A large pocket structure surrounding the catalytic center in the BCG protein from Mycobacterium tuberculosis
A large pocket structure surrounding the catalytic center in the BCG protein from Mycobacterium tuberculosis
Takeshita, K.; Sakai, N.; Ueno, G.; Horie, M.; Tsujino, H.; Arisawa, M.; Yamamoto, M.; Arai, M.; Yamashita, T.

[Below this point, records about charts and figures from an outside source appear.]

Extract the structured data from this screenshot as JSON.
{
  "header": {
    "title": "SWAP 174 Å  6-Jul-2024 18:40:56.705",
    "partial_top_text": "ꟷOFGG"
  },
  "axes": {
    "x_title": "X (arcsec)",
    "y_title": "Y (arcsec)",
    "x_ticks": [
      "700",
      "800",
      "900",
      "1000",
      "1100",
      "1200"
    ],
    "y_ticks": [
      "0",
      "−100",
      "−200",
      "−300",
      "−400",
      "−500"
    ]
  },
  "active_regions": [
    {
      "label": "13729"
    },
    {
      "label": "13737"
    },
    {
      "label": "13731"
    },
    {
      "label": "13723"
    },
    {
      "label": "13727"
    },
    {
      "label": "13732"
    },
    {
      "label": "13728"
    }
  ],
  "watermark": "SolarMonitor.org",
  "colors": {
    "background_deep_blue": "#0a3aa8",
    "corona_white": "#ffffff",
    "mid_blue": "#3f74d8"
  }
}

AbstractThe widespread prevalence of tuberculosis and the need for extensive chemotherapy in its treatment are caused by the ability of tuberculosis (TB) bacteria to enter a dormant state. Therefore, it is crucial to develop effective compounds that can inhibit the growth of TB bacteria in both the active and dormant states. Previous research has identified agelasine D (marine sponge-derived diterpene alkaloid) capable of resisting dormant mycobacteria. Additionally, BCG3185c has been designated as a target mycobacterial protein. In this study, the crystal structure of BCG3185c was determined at a resolution of 1.86 [A]. Analysis of this crystal structure revealed a large pocket toward the catalytic center of BCG3185c, which is potentially adequate for agelasine D binding. Based on the results of the interaction analysis between agelasine D and Bacillus Calmette-Guerin (BCG) proteins, it was inferred that the binding of agelasine D to this large pocket is crucial for suppressing the growth of Mycobacterium tuberculosis.